En novembre, un premier plan de rigueur allant au-delà des exigences de l’UE est voté : parmi les mesures adoptées figurent la suppression des 13e et 14e mois pour les fonctionnaires et retraités, l’allongement de la durée quotidienne du travail d’une demi-heure dans le secteur privé, la suppression de jours fériés ainsi que d’importantes coupes dans les prestations sociales. Placé sous l’étroite supervision de la « troïka », le pays est soumis à un examen trimestriel de ses comptes mené par la mission d'inspection de l’UE et du FMI.

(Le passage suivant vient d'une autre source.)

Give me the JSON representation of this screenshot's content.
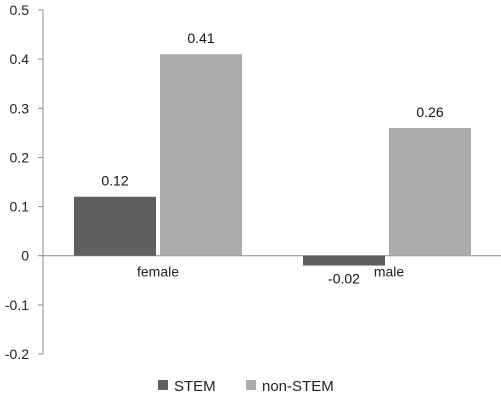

À ces mesures d’austérité – qui ont pour effet de déprimer la demande intérieure mais sont jugées nécessaires – s’ajoute un important programme de privatisations dans le secteur de l’énergie ainsi que du transport aérien. En dépit de deux grèves générales, cette politique est poursuivie l’année suivante avec une forte hausse de la pression fiscale et une diminution des dépenses publiques, l’objectif étant de ramener le déficit budgétaire à 4,5 % du PIB en 2013. Le nouveau budget, adopté en novembre 2012, prévoit ainsi une hausse généralisée des impôts touchant toutes les tranches d’imposition qui sont réduites de 8 à 5, tandis qu’est décidée une nouvelle réduction des allocations chômage et une augmentation des cotisations sociales pesant sur les salaires.

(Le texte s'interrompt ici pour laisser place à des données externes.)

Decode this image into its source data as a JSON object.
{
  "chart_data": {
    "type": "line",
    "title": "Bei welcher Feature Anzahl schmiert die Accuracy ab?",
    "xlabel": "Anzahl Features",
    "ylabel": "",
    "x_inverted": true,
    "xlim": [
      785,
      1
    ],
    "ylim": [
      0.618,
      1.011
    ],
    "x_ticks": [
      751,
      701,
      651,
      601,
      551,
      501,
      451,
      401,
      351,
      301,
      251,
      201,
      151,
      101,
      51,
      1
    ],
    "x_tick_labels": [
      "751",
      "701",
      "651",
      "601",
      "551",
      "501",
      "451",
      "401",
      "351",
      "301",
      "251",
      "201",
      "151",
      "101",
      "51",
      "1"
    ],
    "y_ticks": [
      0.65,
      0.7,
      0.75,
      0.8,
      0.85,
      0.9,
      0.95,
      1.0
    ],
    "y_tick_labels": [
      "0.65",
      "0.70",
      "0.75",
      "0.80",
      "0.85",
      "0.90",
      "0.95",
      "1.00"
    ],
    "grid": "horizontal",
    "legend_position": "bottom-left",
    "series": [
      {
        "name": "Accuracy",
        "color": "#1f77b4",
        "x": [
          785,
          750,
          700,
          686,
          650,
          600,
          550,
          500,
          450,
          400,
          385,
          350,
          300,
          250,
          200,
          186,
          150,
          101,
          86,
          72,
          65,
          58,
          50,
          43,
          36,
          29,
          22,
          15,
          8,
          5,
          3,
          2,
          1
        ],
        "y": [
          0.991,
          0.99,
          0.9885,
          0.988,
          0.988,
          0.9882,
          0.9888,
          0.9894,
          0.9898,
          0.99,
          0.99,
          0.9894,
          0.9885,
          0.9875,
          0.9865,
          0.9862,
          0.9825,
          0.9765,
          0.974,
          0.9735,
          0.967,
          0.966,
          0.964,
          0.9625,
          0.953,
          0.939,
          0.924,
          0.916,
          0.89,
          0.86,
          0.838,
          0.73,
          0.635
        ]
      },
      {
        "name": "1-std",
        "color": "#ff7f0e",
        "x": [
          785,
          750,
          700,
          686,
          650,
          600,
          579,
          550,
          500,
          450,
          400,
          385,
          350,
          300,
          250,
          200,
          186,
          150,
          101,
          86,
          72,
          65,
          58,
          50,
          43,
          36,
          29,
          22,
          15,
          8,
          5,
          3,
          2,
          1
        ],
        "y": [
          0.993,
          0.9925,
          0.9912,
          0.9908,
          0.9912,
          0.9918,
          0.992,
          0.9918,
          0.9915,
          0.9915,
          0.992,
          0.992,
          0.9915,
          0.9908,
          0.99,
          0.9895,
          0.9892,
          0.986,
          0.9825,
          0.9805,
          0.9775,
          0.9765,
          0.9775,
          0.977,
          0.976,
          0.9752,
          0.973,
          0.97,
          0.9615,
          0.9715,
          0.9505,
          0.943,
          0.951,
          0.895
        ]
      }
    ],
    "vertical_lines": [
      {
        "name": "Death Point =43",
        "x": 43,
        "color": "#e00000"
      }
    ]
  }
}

Malgré la censure par la Cour constitutionnelle de deux mesures prévues par le gouvernement en 2013 et 2014, ce dernier s’engage à tenir ses engagements. Le pays s’affranchit de la tutelle de ses créanciers en mai 2014 mais ne parvient pas à atteindre l’objectif fixé pour cette année dans le cadre du pacte de stabilité et de croissance de l’UE, qui l’invite à accélérer les réformes après examen de son nouveau « plan de stabilité » pour 2015-2019.

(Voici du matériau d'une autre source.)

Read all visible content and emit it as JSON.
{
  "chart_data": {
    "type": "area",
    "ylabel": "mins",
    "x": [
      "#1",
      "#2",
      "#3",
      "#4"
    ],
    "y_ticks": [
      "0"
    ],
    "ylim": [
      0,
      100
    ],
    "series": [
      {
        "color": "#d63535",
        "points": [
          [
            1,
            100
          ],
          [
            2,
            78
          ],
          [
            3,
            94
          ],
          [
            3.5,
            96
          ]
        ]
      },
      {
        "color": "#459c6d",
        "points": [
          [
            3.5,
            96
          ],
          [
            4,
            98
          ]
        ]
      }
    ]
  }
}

Si le système bancaire (dont l’un des principaux établissements, le Banco Espirito Santo, doit être sauvé de la faillite en août 2014) reste fragile et si le secteur public est en voie de restructuration, la reprise des exportations, de la consommation et de l’investissement contribue à un rebond de la croissance, estimée par le FMI à 1,5 % en 2015, tandis que le taux de chômage est ramené de plus de 16 % en 2013 à 13 % environ. L’augmentation de la précarité et l’émigration en constituent cependant le revers de la médaille même si les mesures d’austérité ont été moins brutales qu’en Grèce.

Mettant en avant ces premiers résultats, controversés lors de la campagne électorale, la coalition au pouvoir vient en tête des élections législatives du 4 octobre 2015 toujours marquées par une très forte abstention (43 %) : avec 36,8 % des suffrages, elle perd toutefois sa majorité. Surmontant ses divisions, la gauche (parti socialiste, bloc de gauche, parti communiste et Verts) parvient ainsi à faire chuter le gouvernement minoritaire de P. Passos Coelho.

S’engageant à respecter les engagements européens de son pays et à mettre en place une « alternative réaliste et prudente » à l’austérité, le socialiste António Costa prend la tête du nouveau gouvernement le 26 novembre.